Intraplate earthquakesAlthough the theory of plate tectonics well describes the mechanisms for interplate earthquakes (earthquakes at plate boundaries), there is the fact that very large intraplate earthquakes (earthquake within plates) can inflict heavy damage on towns and cities.
With plate tectonics the world is modeled as a collection of 'dinner plates' sliding past each other on the giant table of the earth, these are, in fact, cracked dinner plates, under high stress. Nearly all the relative motion takes place at the edges of the plates, but there are still the 'creaks and groans of an ancient crust'. At times, motions along these interior weak zones produce rather large earthquakes.
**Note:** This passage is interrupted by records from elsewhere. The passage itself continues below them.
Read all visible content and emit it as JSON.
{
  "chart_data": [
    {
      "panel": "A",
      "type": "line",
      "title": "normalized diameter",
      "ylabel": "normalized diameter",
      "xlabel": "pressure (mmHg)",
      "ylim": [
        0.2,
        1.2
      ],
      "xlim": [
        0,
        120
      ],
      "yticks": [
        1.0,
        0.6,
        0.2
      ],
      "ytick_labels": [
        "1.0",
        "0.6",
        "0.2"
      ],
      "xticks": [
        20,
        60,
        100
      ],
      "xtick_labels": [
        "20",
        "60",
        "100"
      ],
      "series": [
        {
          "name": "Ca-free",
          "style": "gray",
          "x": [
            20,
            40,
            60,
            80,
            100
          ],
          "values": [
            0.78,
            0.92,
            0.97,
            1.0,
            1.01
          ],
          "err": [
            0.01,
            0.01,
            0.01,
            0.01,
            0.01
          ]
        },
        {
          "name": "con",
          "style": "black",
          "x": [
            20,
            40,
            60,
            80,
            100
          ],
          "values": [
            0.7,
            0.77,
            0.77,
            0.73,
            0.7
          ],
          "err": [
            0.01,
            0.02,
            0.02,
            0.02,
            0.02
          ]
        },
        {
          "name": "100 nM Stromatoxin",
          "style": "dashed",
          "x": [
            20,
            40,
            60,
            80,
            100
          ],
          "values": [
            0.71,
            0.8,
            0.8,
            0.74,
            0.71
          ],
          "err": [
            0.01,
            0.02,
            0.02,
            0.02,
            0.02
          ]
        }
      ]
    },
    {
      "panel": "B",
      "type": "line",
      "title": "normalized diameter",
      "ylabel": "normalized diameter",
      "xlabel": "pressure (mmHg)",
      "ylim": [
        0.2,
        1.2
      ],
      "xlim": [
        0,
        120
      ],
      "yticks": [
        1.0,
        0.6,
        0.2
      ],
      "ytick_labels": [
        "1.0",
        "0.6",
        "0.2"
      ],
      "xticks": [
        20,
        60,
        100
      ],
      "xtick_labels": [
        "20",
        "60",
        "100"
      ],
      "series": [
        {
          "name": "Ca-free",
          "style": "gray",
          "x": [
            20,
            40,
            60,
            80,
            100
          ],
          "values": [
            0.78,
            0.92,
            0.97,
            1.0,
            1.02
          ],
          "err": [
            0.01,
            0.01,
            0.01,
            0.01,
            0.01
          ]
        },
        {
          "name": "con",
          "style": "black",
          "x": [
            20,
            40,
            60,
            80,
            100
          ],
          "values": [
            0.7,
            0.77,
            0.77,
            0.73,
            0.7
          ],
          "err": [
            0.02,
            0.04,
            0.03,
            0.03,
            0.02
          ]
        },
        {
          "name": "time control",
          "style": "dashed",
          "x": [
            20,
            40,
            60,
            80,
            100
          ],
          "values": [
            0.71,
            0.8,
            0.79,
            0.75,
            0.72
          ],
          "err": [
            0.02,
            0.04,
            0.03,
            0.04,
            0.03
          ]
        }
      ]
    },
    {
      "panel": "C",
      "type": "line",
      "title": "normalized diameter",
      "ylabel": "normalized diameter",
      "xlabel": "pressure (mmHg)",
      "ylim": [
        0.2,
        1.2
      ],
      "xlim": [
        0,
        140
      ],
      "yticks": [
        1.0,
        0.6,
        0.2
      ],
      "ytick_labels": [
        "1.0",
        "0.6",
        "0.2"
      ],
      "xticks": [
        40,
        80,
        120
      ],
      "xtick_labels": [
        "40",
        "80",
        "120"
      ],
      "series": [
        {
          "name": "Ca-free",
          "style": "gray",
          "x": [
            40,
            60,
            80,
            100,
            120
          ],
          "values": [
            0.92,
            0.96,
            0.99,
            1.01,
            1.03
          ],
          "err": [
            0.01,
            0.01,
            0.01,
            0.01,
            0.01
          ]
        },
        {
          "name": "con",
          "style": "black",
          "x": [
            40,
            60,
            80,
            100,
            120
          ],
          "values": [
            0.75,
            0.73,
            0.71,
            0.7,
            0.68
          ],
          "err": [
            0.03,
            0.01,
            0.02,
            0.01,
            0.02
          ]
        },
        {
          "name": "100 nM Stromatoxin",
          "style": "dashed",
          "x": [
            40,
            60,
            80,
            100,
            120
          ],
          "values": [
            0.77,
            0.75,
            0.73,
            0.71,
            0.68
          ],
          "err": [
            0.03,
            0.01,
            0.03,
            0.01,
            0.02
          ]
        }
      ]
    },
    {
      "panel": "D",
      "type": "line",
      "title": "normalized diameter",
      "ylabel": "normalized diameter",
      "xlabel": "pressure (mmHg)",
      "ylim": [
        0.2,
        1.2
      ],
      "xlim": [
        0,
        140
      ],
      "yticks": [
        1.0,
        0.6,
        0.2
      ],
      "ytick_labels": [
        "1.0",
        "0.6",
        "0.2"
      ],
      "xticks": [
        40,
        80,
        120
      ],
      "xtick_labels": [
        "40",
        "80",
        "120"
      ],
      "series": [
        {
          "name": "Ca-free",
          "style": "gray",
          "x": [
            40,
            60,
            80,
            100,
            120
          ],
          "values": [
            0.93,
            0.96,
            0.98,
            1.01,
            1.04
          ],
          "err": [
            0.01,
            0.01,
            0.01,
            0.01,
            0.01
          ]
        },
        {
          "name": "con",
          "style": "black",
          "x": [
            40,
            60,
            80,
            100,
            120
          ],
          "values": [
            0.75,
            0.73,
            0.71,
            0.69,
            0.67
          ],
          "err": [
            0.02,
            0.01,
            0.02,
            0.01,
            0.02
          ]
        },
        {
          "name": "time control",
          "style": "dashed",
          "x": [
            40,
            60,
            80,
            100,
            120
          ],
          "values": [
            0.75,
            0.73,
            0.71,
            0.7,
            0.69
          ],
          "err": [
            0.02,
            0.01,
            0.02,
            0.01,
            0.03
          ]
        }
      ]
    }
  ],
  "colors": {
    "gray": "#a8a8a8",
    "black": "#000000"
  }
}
A series of famous intraplate earthquakes occurred on the New Madrid fault zone. A similar large earthquake devastated the region of Gujarat, India, in 2001, resulting in a large loss of life. Many cities in North America and elsewhere live with the seismic risk of a rare, large intraplate earthquake.
Nobody is exactly sure what causes these earthquakes. In many cases, the causative fault is deeply buried, and sometimes cannot even be found. Under these circumstances it is difficult to calculate the exact seismic hazard for a given city, especially if there was only one earthquake in historical times. An especially dangerous form of earthquake, which has been involved in many deaths is the blind thrust earthquake.
Scientists continue to search for the causes of these earthquakes, and especially for some indication of when they will strike next. The best success has come with detailed micro-seismic monitoring, involving dense arrays of seismometers. In this manner, very small earthquakes associated with a causative fault can be located with great accuracy, and in most cases these line up in patterns consistent with faulting.